Le combat contre la fast-fashion a-t-il ses chances ? Mercredi 10 décembre, la Chambre haute a accueilli les représentants de l’industrie textile tricolore au sein de la commission des affaires économiques. Olivier Ducatillion, président de l’Union des industries textiles, Yohann Petiot, directeur général de l’Alliance du commerce et spécialisé mode, ainsi que Yann Rivoallan, président de la Fédération française du prêt-à-porter féminin. Tous partagent le même constat : le savoir-faire français est cruellement en danger.
Ce danger, c’est l’ultra-fashion incarnée par des plateformes en ligne comme Shein. Elles vendent à profusion des articles à bas coût et avec une qualité moindre tout autour du globe. Le géant asiatique Shein possède un chiffre d’affaires estimé à 34 milliards d’euros. Mais ce phénomène cache une part sombre remplie de dérives : faux rabais, fausses informations, marketing agressif, produits dangereux… « On vend de la merde à 27 millions de Français, car ils achètent sur Shein, s’emballe Yann Rivoallan. Une marque française fournit près de 10 000 produits sur son existence, Shein en produit 10 000 par jour ! »
Shein habitué des controverses
Fondé en 2012, Shein a fait l’objet de nombreuses sanctions en Europe pour concurrence déloyale et non-respect des normes européennes. La France a notamment sanctionné la plateforme en juillet dernier d’une amende record de 40 millions d’euros pour publicité commerciale trompeuse.

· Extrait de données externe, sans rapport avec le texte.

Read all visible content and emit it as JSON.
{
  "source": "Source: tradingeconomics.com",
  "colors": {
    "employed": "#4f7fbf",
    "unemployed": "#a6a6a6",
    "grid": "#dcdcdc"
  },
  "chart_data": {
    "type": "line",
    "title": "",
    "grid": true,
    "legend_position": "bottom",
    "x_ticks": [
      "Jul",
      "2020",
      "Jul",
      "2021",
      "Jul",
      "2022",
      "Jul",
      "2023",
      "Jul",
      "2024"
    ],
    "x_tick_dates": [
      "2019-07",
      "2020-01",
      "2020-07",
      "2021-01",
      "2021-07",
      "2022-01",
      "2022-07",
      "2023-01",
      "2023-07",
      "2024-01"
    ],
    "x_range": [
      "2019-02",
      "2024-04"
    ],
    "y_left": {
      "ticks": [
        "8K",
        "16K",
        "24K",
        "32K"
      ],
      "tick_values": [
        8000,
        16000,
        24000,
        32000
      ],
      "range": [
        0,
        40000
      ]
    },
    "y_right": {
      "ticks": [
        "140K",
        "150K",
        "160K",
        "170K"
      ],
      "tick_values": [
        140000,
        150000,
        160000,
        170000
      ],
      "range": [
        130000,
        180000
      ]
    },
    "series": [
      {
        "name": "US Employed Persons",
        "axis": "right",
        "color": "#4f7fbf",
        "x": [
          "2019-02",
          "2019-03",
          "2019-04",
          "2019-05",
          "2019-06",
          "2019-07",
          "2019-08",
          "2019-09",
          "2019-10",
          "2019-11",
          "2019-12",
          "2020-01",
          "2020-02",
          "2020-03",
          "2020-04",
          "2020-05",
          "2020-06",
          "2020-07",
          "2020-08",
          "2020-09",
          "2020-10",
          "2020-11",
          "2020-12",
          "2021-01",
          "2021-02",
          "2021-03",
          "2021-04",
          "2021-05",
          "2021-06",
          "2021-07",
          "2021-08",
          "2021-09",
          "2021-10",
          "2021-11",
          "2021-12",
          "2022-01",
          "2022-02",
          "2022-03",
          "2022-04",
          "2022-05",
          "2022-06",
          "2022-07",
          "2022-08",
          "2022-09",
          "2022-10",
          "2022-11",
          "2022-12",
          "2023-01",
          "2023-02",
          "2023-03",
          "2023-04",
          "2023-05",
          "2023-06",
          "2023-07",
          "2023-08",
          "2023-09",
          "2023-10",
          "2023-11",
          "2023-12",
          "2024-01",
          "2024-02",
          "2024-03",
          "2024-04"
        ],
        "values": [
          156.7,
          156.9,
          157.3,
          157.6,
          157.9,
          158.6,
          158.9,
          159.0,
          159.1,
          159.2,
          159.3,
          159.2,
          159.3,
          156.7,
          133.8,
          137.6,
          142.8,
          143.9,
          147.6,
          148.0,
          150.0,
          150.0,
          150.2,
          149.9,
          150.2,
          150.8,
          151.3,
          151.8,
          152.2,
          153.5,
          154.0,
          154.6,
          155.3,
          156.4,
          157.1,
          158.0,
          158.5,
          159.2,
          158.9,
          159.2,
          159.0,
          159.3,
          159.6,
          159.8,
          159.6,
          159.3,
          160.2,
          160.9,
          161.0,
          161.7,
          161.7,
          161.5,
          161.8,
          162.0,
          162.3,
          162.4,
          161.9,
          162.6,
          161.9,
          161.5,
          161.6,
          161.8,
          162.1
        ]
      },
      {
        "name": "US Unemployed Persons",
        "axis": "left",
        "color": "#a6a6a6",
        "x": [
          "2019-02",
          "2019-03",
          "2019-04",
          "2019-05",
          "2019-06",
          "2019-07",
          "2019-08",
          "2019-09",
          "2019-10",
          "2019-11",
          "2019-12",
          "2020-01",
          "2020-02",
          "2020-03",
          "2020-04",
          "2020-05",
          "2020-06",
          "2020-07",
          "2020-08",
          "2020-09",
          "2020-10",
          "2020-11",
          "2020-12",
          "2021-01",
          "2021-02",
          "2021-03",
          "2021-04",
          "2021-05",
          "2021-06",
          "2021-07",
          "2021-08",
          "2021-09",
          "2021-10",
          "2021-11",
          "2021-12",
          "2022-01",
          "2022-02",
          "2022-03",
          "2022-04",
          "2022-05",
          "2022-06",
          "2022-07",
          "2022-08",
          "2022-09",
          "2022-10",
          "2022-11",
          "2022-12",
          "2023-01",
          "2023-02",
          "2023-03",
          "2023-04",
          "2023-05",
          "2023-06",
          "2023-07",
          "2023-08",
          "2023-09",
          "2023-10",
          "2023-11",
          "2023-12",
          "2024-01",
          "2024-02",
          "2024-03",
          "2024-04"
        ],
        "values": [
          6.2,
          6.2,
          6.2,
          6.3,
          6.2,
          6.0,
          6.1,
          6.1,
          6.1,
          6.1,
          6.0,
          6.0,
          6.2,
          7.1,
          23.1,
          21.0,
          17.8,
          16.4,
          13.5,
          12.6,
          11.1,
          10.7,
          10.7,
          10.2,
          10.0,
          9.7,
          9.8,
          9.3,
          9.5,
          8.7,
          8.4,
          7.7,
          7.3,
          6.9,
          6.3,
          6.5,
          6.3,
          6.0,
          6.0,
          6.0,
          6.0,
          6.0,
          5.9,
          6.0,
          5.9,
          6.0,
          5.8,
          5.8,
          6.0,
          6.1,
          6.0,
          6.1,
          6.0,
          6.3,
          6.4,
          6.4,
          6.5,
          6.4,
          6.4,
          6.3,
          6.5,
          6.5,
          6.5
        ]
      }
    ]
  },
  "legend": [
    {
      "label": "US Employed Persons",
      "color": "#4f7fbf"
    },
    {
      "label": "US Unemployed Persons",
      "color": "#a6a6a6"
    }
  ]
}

Le géant est également en pleine polémique après l’ouverture de sa première boutique physique pérenne au sein du magasin parisien du BHV le 5 novembre. Une annonce provoquant le départ de plusieurs marques de l’enseigne parisienne telles que Dior, Guerlain et Sandro. Disneyland Paris y a même annulé un événement prévu pour les fêtes. « J’ai sous-estimé toute l’exposition politico-médiatique qu’il y avait à s’attaquer à ce monument de Paris », a reconnu Frédéric Merlin, propriétaire du BHV, à la suite d’une manifestation devant l’enseigne, d’une pétition de plus de 100 000 signataires et d’une Anne Hidalgo « profondément inquiète ».
Agir sur les taxes douanières
Les trois représentants constatent un « effondrement complet » de l’industrie du textile, qui peut se refléter par la fermeture de boutiques physiques en France. « Il faut créer de la richesse sur le territoire et produire en France pour contribuer au financement de notre modèle social », conseille Olivier Ducatillion. Pour ce faire, ils suggèrent d’augmenter « massivement » les taxes douanières européennes pour endiguer les mauvais comportements des plateformes. « Elles ont basé leur croissance ces dernières années en profitant de nos réglementations et de nos contrôles », déplore Yohann Petiot.
Pour redorer le fleuron français, Olivier Ducatillon croit en la méthode pédagogique auprès des consommateurs. Durant l’audition, la sénatrice Anne-Catherine Loisier (Union centriste) lui demande comment convaincre la jeune clientèle du choix de la tradition française et du matériau noble. « Le textile n’est pas une nostalgie, c’est une solution. Les Français doivent comprendre que quand on achète un t-shirt à deux euros, il y a un problème », lui répond-il. Selon Olivier Ducatillon, il existe toujours « un savoir-faire, mais il faut agir vite sinon il va disparaître ».
BHV et Shein auditionnés au Sénat
Les sénateurs se sont penchés sur la perte d’attractivité des centres-villes. « On y constate une fermeture massive des commerces au profit de l’ultra-fashion », déplore la sénatrice Amel Gacquerre (Union centriste). Pour Yohann Petiot, il faut repenser les centres-villes de manière « complémentaire » pour s’adresser « à toutes les générations ». Il recommande à la fois de nouveaux moyens de mobilité et une meilleure considération des clients automobilistes. Il rappelle que « 8 Français sur 10 ne vivent pas dans les centres-villes ».
Dans ce contexte, la commission des affaires économiques du Sénat a convié Frédéric Merlin et Quentin Ruffat, directeur des relations extérieures de Shein, à répondre aux questions des sénateurs le 10 décembre prochain. Il y a un mois, le groupe a de nouveau créé la polémique après avoir été signalé à la justice française pour commercialisation de poupées sexuelles à caractère pornographique et d’armes de catégorie A. La décision de justice doit être rendue le 19 décembre sur la demande du gouvernement de suspendre pendant trois mois la plateforme.